Niko, still in shock, had not considered the real peril of his current location.

I can’t hide. He’s heading back to camp.

At that moment he remembered the flare pistol he kept on the drift boat. He had put it in there when he bought the thing, but hadn’t even looked at it since.

No use fighting him here unarmed.

Niko pushed his emotions down, sealing his mind from the fear and grief and shame enough to gather himself. He stood up and sprinted away from the cabin, back down the path in the moon’s faint light under the pines and out onto the flat. His anger grew with each step. Anger with himself for being fooled, for bringing this danger to Baptiste, for not seeing Bayless for what he was. Tracey was right. He was blind to clever maliciousness, to the assholes of the world. He always was, and it seemed that he is doomed to continue the pattern. All of his experience still had not prepared him to understand someone like Bayless.

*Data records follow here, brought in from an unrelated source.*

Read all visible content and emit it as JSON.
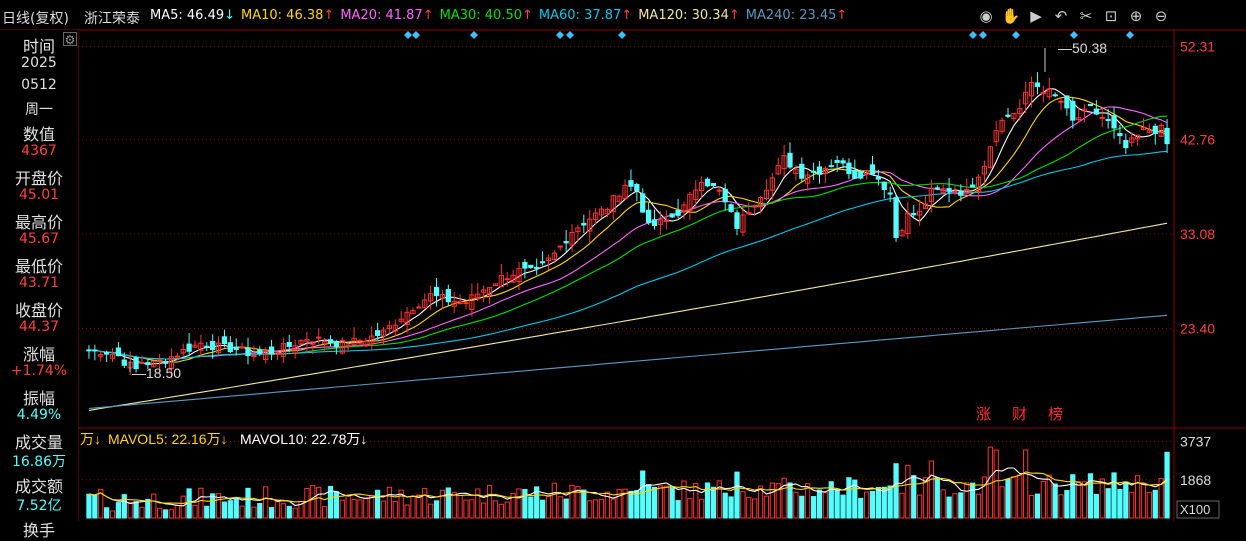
{
  "legend": {
    "title": "日线(复权)",
    "stock_name": "浙江荣泰",
    "ma": [
      {
        "label": "MA5: 46.49",
        "arrow": "↓",
        "color": "#ffffff"
      },
      {
        "label": "MA10: 46.38",
        "arrow": "↑",
        "color": "#ffd700"
      },
      {
        "label": "MA20: 41.87",
        "arrow": "↑",
        "color": "#ff66ff"
      },
      {
        "label": "MA30: 40.50",
        "arrow": "↑",
        "color": "#00e000"
      },
      {
        "label": "MA60: 37.87",
        "arrow": "↑",
        "color": "#00c8e8"
      },
      {
        "label": "MA120: 30.34",
        "arrow": "↑",
        "color": "#f0e6a0"
      },
      {
        "label": "MA240: 23.45",
        "arrow": "↑",
        "color": "#5a9abf"
      }
    ]
  },
  "toolbar": {
    "icons": [
      "eye-icon",
      "hand-icon",
      "play-icon",
      "undo-icon",
      "scissors-icon",
      "lock-icon",
      "zoom-in-icon",
      "zoom-out-icon"
    ]
  },
  "sidebar": {
    "gear_icon": "gear-icon",
    "items": [
      {
        "label": "时间",
        "value": "2025"
      },
      {
        "label": "0512",
        "value": "周一"
      },
      {
        "label": "数值",
        "value": "4367"
      },
      {
        "label": "开盘价",
        "value": "45.01"
      },
      {
        "label": "最高价",
        "value": "45.67"
      },
      {
        "label": "最低价",
        "value": "43.71"
      },
      {
        "label": "收盘价",
        "value": "44.37"
      },
      {
        "label": "涨幅",
        "value": "+1.74%"
      },
      {
        "label": "振幅",
        "value": "4.49%"
      },
      {
        "label": "成交量",
        "value": "16.86万"
      },
      {
        "label": "成交额",
        "value": "7.52亿"
      },
      {
        "label": "换手",
        "value": ""
      }
    ]
  },
  "volume_legend": {
    "unit_prefix": "万↓",
    "mavol5": "MAVOL5: 22.16万",
    "mavol5_arrow": "↓",
    "mavol10": "MAVOL10: 22.78万",
    "mavol10_arrow": "↓"
  },
  "colors": {
    "up": "#ff3232",
    "down": "#54ffff",
    "grid": "#8b0000",
    "axis_text": "#ff4040"
  },
  "chart_data": {
    "type": "candlestick",
    "price_axis": {
      "ticks": [
        "52.31",
        "42.76",
        "33.08",
        "23.40"
      ],
      "ylim": [
        13.5,
        54.0
      ]
    },
    "volume_axis": {
      "ticks": [
        "3737",
        "1868"
      ],
      "ylim": [
        0,
        4300
      ],
      "unit_label": "X100"
    },
    "annotations": {
      "high_label": "50.38",
      "low_label": "18.50",
      "event_labels": [
        "涨",
        "财",
        "榜"
      ]
    },
    "moving_averages": [
      {
        "name": "MA5",
        "color": "#ffffff"
      },
      {
        "name": "MA10",
        "color": "#ffd700"
      },
      {
        "name": "MA20",
        "color": "#ff66ff"
      },
      {
        "name": "MA30",
        "color": "#00e000"
      },
      {
        "name": "MA60",
        "color": "#00c8e8"
      },
      {
        "name": "MA120",
        "color": "#f0e6a0"
      },
      {
        "name": "MA240",
        "color": "#5a9abf"
      }
    ],
    "volume_ma": [
      {
        "name": "MAVOL5",
        "color": "#ffffff"
      },
      {
        "name": "MAVOL10",
        "color": "#ffd700"
      }
    ],
    "close_path": [
      [
        0,
        21.2
      ],
      [
        3,
        21.0
      ],
      [
        5,
        20.6
      ],
      [
        6,
        20.0
      ],
      [
        7,
        19.6
      ],
      [
        8,
        19.2
      ],
      [
        9,
        20.0
      ],
      [
        11,
        19.8
      ],
      [
        13,
        20.2
      ],
      [
        16,
        21.1
      ],
      [
        19,
        21.9
      ],
      [
        22,
        21.5
      ],
      [
        25,
        21.3
      ],
      [
        28,
        20.7
      ],
      [
        31,
        21.0
      ],
      [
        34,
        21.6
      ],
      [
        37,
        22.4
      ],
      [
        40,
        22.2
      ],
      [
        43,
        21.8
      ],
      [
        47,
        22.3
      ],
      [
        50,
        23.0
      ],
      [
        53,
        24.6
      ],
      [
        55,
        25.6
      ],
      [
        58,
        26.8
      ],
      [
        61,
        26.3
      ],
      [
        64,
        26.1
      ],
      [
        67,
        27.4
      ],
      [
        70,
        28.6
      ],
      [
        73,
        29.3
      ],
      [
        76,
        29.2
      ],
      [
        79,
        31.0
      ],
      [
        82,
        33.4
      ],
      [
        85,
        34.7
      ],
      [
        88,
        35.8
      ],
      [
        91,
        38.2
      ],
      [
        93,
        37.6
      ],
      [
        95,
        33.8
      ],
      [
        98,
        34.4
      ],
      [
        101,
        35.8
      ],
      [
        104,
        38.8
      ],
      [
        107,
        37.4
      ],
      [
        110,
        33.9
      ],
      [
        113,
        36.4
      ],
      [
        116,
        38.8
      ],
      [
        118,
        40.8
      ],
      [
        121,
        39.2
      ],
      [
        124,
        39.6
      ],
      [
        127,
        40.6
      ],
      [
        130,
        39.1
      ],
      [
        133,
        39.6
      ],
      [
        136,
        37.2
      ],
      [
        137,
        32.8
      ],
      [
        139,
        35.0
      ],
      [
        141,
        35.2
      ],
      [
        143,
        37.4
      ],
      [
        146,
        37.7
      ],
      [
        149,
        37.3
      ],
      [
        152,
        40.3
      ],
      [
        154,
        44.1
      ],
      [
        156,
        45.2
      ],
      [
        158,
        45.9
      ],
      [
        160,
        48.6
      ],
      [
        163,
        47.6
      ],
      [
        165,
        46.7
      ],
      [
        167,
        44.6
      ],
      [
        170,
        45.9
      ],
      [
        173,
        44.6
      ],
      [
        176,
        41.9
      ],
      [
        179,
        43.7
      ],
      [
        182,
        43.8
      ],
      [
        183,
        42.3
      ]
    ]
  }
}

He ran to the boat and leaned over the gunwale, heaving hard from the sprint. He dug into the dry box, rummaging around, throwing unused and forgotten pieces of equipment onto the deck — rain coats, old life vests, blankets, ancient fishing tackle, an air horn. As the minutes passed, he cursed his disorganization.

“What the hell good is a damn flare gun if I can’t find it?” he whispered.

Then he heard the clicks of the boulders behind him.

“You shoving off without me?” Bayless called out.

Niko turned and peered into the moonlit night. Bayless was about twenty feet away, holding the duffle in one hand and the pistol in the other. His gloves and hat had been removed, and he was smiling.